Zakharova evitou detalhar de que forma o apoio seria prestado, mas destacou que Moscou busca evitar um agravamento da crise na América Latina. “Uma escalada de tensões na região não seria benéfica para ninguém”, afirmou.
O presidente venezuelano, que mantém laços estreitos com o Kremlin, solicitou apoio militar à Rússia, incluindo reparos em caças Sukhoi, modernização de sistemas de radar e envio de novos sistemas de mísseis. O arsenal do país, majoritariamente composto por equipamentos russos, sofre com a falta de manutenção e atualização devido às sanções econômicas impostas pelos Estados Unidos e seus aliados.
Escalada militar no Caribe
O pedido de ajuda de Maduro ocorre em meio à crescente presença militar norte-americana no Caribe, onde os EUA posicionaram o maior porta-aviões do mundo, além de dezenas de navios, aeronaves de combate, helicópteros e até um submarino nuclear. A medida faz parte da estratégia de Trump de pressionar o regime venezuelano, sob o argumento de combater o narcotráfico na região.

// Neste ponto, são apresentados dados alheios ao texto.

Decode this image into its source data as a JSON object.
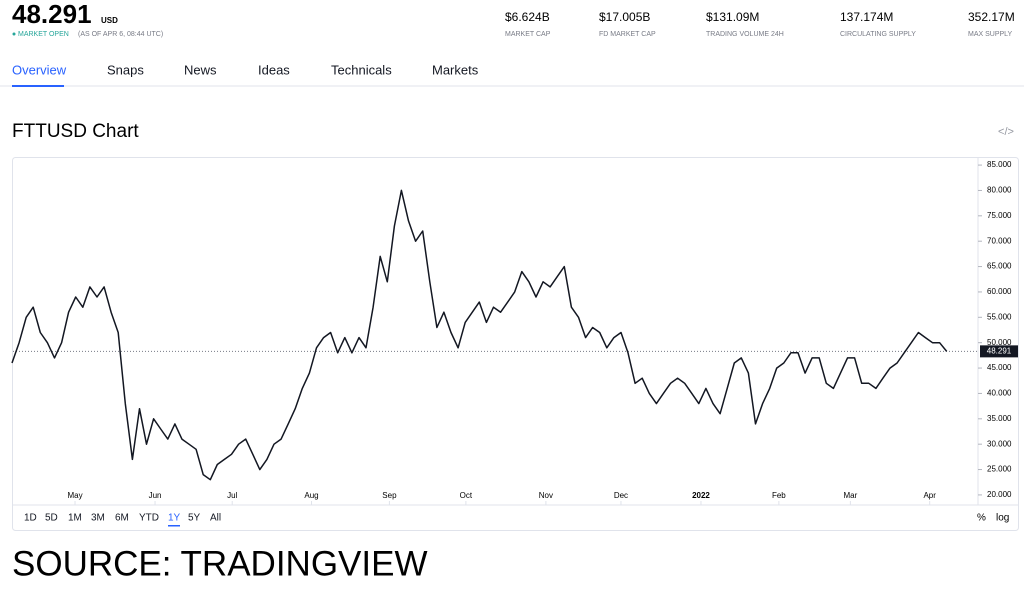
{
  "header": {
    "price": "48.291",
    "currency": "USD",
    "status": "MARKET OPEN",
    "as_of": "(AS OF APR 6, 08:44 UTC)",
    "stats": [
      {
        "value": "$6.624B",
        "label": "MARKET CAP"
      },
      {
        "value": "$17.005B",
        "label": "FD MARKET CAP"
      },
      {
        "value": "$131.09M",
        "label": "TRADING VOLUME 24H"
      },
      {
        "value": "137.174M",
        "label": "CIRCULATING SUPPLY"
      },
      {
        "value": "352.17M",
        "label": "MAX SUPPLY"
      }
    ]
  },
  "tabs": [
    "Overview",
    "Snaps",
    "News",
    "Ideas",
    "Technicals",
    "Markets"
  ],
  "chart_title": "FTTUSD Chart",
  "chart_data": {
    "type": "line",
    "color": "#131722",
    "values": [
      46,
      50,
      55,
      57,
      52,
      50,
      47,
      50,
      56,
      59,
      57,
      61,
      59,
      61,
      56,
      52,
      38,
      27,
      37,
      30,
      35,
      33,
      31,
      34,
      31,
      30,
      29,
      24,
      23,
      26,
      27,
      28,
      30,
      31,
      28,
      25,
      27,
      30,
      31,
      34,
      37,
      41,
      44,
      49,
      51,
      52,
      48,
      51,
      48,
      51,
      49,
      57,
      67,
      62,
      73,
      80,
      74,
      70,
      72,
      62,
      53,
      56,
      52,
      49,
      54,
      56,
      58,
      54,
      57,
      56,
      58,
      60,
      64,
      62,
      59,
      62,
      61,
      63,
      65,
      57,
      55,
      51,
      53,
      52,
      49,
      51,
      52,
      48,
      42,
      43,
      40,
      38,
      40,
      42,
      43,
      42,
      40,
      38,
      41,
      38,
      36,
      41,
      46,
      47,
      44,
      34,
      38,
      41,
      45,
      46,
      48,
      48,
      44,
      47,
      47,
      42,
      41,
      44,
      47,
      47,
      42,
      42,
      41,
      43,
      45,
      46,
      48,
      50,
      52,
      51,
      50,
      50,
      48.291
    ],
    "xlim": [
      0,
      136
    ],
    "xticks": [
      {
        "value": 8.9,
        "label": "May"
      },
      {
        "value": 20.2,
        "label": "Jun"
      },
      {
        "value": 31.1,
        "label": "Jul"
      },
      {
        "value": 42.3,
        "label": "Aug"
      },
      {
        "value": 53.3,
        "label": "Sep"
      },
      {
        "value": 64.1,
        "label": "Oct"
      },
      {
        "value": 75.4,
        "label": "Nov"
      },
      {
        "value": 86,
        "label": "Dec"
      },
      {
        "value": 97.3,
        "label": "2022"
      },
      {
        "value": 108.3,
        "label": "Feb"
      },
      {
        "value": 118.4,
        "label": "Mar"
      },
      {
        "value": 129.6,
        "label": "Apr"
      }
    ],
    "ylim": [
      19,
      86
    ],
    "yticks": [
      {
        "value": 20,
        "label": "20.000"
      },
      {
        "value": 25,
        "label": "25.000"
      },
      {
        "value": 30,
        "label": "30.000"
      },
      {
        "value": 35,
        "label": "35.000"
      },
      {
        "value": 40,
        "label": "40.000"
      },
      {
        "value": 45,
        "label": "45.000"
      },
      {
        "value": 50,
        "label": "50.000"
      },
      {
        "value": 55,
        "label": "55.000"
      },
      {
        "value": 60,
        "label": "60.000"
      },
      {
        "value": 65,
        "label": "65.000"
      },
      {
        "value": 70,
        "label": "70.000"
      },
      {
        "value": 75,
        "label": "75.000"
      },
      {
        "value": 80,
        "label": "80.000"
      },
      {
        "value": 85,
        "label": "85.000"
      }
    ]
  },
  "ranges": [
    "1D",
    "5D",
    "1M",
    "3M",
    "6M",
    "YTD",
    "1Y",
    "5Y",
    "All"
  ],
  "options": [
    "%",
    "log"
  ],
  "source": "SOURCE: TRADINGVIEW"
}
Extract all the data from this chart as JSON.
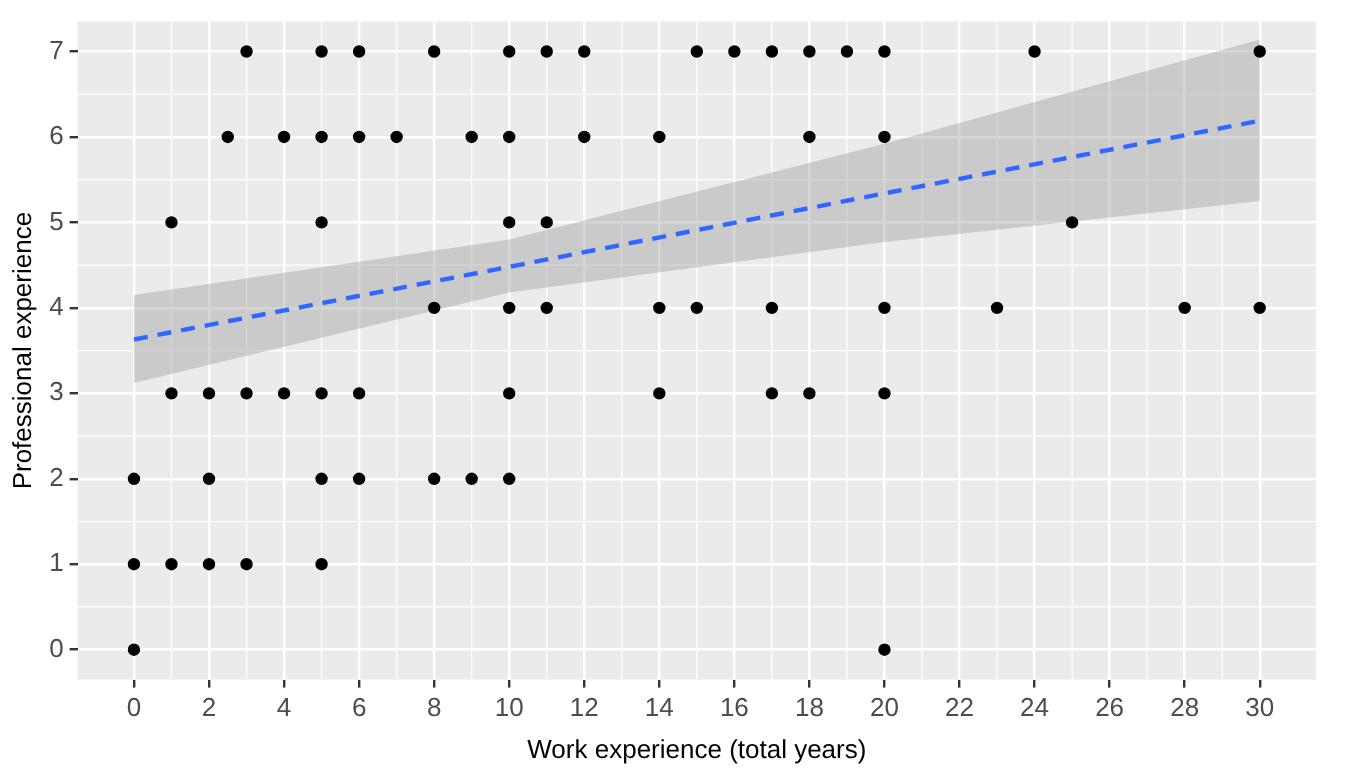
{
  "chart_data": {
    "type": "scatter",
    "xlabel": "Work experience (total years)",
    "ylabel": "Professional experience",
    "xlim": [
      -1.5,
      31.5
    ],
    "xticks": [
      0,
      2,
      4,
      6,
      8,
      10,
      12,
      14,
      16,
      18,
      20,
      22,
      24,
      26,
      28,
      30
    ],
    "ylim": [
      -0.35,
      7.35
    ],
    "yticks": [
      0,
      1,
      2,
      3,
      4,
      5,
      6,
      7
    ],
    "grid": true,
    "legend": false,
    "series": [
      {
        "type": "scatter",
        "color": "#000000",
        "marker": "circle",
        "x": [
          3,
          5,
          6,
          8,
          10,
          11,
          12,
          15,
          16,
          17,
          18,
          19,
          20,
          24,
          30,
          2.5,
          4,
          5,
          6,
          7,
          9,
          10,
          12,
          14,
          18,
          20,
          1,
          5,
          10,
          11,
          25,
          8,
          10,
          11,
          14,
          15,
          17,
          20,
          23,
          28,
          30,
          1,
          2,
          3,
          4,
          5,
          6,
          10,
          14,
          17,
          18,
          20,
          0,
          2,
          5,
          6,
          8,
          9,
          10,
          0,
          1,
          2,
          3,
          5,
          0,
          20
        ],
        "values": [
          7,
          7,
          7,
          7,
          7,
          7,
          7,
          7,
          7,
          7,
          7,
          7,
          7,
          7,
          7,
          6,
          6,
          6,
          6,
          6,
          6,
          6,
          6,
          6,
          6,
          6,
          5,
          5,
          5,
          5,
          5,
          4,
          4,
          4,
          4,
          4,
          4,
          4,
          4,
          4,
          4,
          3,
          3,
          3,
          3,
          3,
          3,
          3,
          3,
          3,
          3,
          3,
          2,
          2,
          2,
          2,
          2,
          2,
          2,
          1,
          1,
          1,
          1,
          1,
          0,
          0
        ]
      },
      {
        "type": "line",
        "color": "#3366ff",
        "line_style": "dashed",
        "marker": "none",
        "x": [
          0,
          10,
          20,
          30
        ],
        "values": [
          3.63,
          4.48,
          5.34,
          6.19
        ],
        "lower": [
          3.12,
          4.18,
          4.77,
          5.25
        ],
        "upper": [
          4.15,
          4.8,
          5.92,
          7.14
        ]
      }
    ]
  }
}
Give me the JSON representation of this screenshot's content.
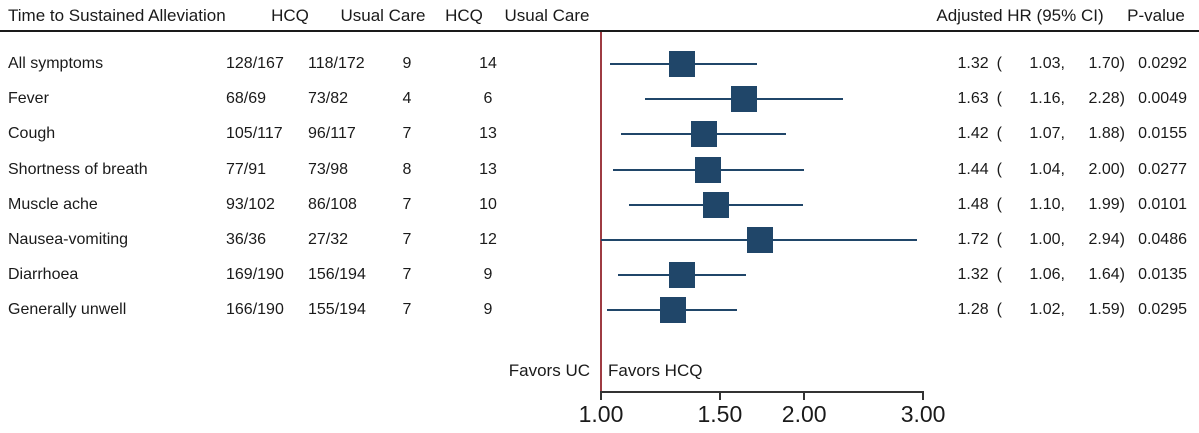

Segundo Washington, as operações têm como alvo grupos classificados como organizações terroristas e envolvidos no tráfico internacional de drogas. Caracas, porém, acusa os Estados Unidos de criar um pretexto para justificar uma intervenção militar.
Zakharova alertou que qualquer ofensiva dos EUA contra a Venezuela teria efeito contrário ao desejado. “Uma agressão direta só agravará a situação, em vez de resolver problemas que podem ser solucionados por meios jurídicos e diplomáticos, dentro da legalidade internacional”, disse.
Maduro reage e reforça defesa
Em resposta às movimentações norte-americanas, Maduro ordenou exercícios militares em Caracas e ativou as zonas de defesa integral nos estados de Mérida, Trujillo, Lara e Yaracuy. A medida, segundo o governo venezuelano, busca “garantir a segurança nacional e a estabilidade regional”.
O presidente venezuelano também acusou os EUA de promover ações letais por meio da CIA para desestabilizar o país e afirmou que não aceitará “interferência na soberania nacional”.
Enquanto isso, o governo russo reafirmou que mantém contato permanente com Caracas e reiterou sua oposição a qualquer intervenção militar estrangeira na América Latina.